8 More Baffling and Awkward IMdB Profile Photos

It’s back! Checking out some of the strangest profile pictures IMdB has to offer! If you missed round one, you…

Cameron Carpenter

Contributor

It’s back! Checking out some of the strangest profile pictures IMdB has to offer! If you missed round one, you can check it out here. To make things a bit stranger, you might notice that IMdB has since changed the profile photos of Zach Braff, Elijah Wood, and Robin Williams. Think that the article may have had something to do with it? Here’s hoping! Though, these are much better photos of those gentlemen, wouldn’t you agree?

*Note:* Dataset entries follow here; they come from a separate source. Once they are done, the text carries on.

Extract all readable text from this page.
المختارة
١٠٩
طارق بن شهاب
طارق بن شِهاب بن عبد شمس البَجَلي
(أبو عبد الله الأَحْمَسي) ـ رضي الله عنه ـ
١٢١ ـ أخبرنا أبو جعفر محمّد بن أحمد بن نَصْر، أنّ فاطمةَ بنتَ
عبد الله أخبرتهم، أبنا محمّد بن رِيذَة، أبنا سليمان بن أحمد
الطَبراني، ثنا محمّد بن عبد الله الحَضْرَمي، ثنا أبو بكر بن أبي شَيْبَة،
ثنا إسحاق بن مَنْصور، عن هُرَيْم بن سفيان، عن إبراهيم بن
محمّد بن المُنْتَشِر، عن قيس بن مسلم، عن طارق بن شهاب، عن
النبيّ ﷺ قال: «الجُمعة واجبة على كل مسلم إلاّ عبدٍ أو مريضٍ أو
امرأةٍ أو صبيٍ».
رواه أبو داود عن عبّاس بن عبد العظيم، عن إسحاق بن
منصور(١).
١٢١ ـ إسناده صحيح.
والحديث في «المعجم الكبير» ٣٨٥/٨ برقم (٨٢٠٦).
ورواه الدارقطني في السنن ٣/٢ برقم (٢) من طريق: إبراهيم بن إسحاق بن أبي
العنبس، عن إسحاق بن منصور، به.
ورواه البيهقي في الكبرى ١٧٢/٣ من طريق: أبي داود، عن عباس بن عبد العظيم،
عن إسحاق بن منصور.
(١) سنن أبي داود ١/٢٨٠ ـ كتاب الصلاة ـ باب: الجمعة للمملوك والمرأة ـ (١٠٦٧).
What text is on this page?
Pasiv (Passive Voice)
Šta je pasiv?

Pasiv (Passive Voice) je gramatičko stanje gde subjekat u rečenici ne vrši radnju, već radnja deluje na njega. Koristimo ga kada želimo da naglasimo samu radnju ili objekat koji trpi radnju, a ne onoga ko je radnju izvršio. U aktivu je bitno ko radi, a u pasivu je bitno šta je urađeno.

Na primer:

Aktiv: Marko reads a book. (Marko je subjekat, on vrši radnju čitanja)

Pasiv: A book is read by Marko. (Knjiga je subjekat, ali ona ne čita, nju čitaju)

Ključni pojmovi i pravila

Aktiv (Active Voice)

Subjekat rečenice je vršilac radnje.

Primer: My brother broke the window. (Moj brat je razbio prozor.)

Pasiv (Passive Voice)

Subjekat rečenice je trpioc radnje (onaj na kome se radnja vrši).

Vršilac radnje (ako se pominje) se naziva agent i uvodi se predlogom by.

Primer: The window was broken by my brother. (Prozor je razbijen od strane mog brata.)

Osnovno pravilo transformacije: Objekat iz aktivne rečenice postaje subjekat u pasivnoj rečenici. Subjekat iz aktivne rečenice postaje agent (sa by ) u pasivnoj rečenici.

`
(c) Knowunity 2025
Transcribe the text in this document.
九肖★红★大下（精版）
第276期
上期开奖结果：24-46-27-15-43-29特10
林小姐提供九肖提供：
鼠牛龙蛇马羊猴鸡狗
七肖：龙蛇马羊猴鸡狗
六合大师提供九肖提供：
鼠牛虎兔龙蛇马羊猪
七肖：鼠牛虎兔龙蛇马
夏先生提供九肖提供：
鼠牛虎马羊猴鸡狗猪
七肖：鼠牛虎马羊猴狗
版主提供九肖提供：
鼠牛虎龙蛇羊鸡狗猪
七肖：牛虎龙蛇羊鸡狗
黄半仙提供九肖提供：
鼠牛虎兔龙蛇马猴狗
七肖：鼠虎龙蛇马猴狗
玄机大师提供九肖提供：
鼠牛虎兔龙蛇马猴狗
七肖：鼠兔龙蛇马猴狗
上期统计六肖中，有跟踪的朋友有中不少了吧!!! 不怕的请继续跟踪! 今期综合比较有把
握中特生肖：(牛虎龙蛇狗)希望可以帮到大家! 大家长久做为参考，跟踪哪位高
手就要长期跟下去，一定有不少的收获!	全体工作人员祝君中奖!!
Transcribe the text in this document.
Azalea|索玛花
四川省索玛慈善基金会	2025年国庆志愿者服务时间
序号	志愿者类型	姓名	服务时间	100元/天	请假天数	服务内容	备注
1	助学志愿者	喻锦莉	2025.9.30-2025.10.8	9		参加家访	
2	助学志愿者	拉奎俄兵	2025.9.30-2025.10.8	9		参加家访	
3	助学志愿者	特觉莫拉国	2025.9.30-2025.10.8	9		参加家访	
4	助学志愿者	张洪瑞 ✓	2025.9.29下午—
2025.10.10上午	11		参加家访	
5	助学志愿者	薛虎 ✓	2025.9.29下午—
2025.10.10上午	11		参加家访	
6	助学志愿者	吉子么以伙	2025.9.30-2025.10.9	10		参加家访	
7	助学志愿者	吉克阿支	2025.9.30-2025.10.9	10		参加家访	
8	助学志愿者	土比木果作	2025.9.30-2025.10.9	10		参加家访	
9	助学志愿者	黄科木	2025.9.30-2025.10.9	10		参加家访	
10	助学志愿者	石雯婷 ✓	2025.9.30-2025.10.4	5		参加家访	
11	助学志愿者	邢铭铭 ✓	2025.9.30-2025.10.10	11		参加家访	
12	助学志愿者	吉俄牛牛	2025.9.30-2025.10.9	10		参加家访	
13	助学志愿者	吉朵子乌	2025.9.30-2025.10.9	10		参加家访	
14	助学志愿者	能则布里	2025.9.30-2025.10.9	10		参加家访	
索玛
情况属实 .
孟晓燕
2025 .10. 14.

Now, I’ll just try to let myself in on the joke. Back when I was young and naive, I, myself, put up a resume on IMdB. It’s still there. You can still find it. There’s nothing to it but three awful pictures of my high school freshman self doing stupid poses in weird locations. So, without what I’m about to do, I have no place saying how horrific some of the following pictures are. Rather than be hypocritical, I’ll just go ahead and post my own horrible entry to the list, so we all know that when it comes to IMdB profile pictures, no soul is safe.

Not only does that feature some horrible photoshop, but I legitimately thought I’d get discovered if I gave myself purple-tinted eyes. I’d delete the profile, but it keeps me humble. We live and learn.

Enough stalling! Let’s get this going!

8. David Prowse

It’s Darth Vader! …kind of. It’s more like a fourth of Darth Vader (note, Darth Vader, not Prowse) and a few inches of Leslie Schofield. Now, this picture obviously breaks a few rules.

First, you should never have your photo be a direct screenshot of a movie (though, many fail this rule). Secondly, it might be best to be the only person in your photo. Thirdly, it might be best to show off the majority of your face. And finally, your photo should probably show off your ****ing face.

I understand that for a lot of his work, he’s a body double or works as a creature in heavy makeup or suits, but you’re not trying to market “Darth Vader.” You’re trying to market “David Prowse.” Let your resume do that part of the job for you!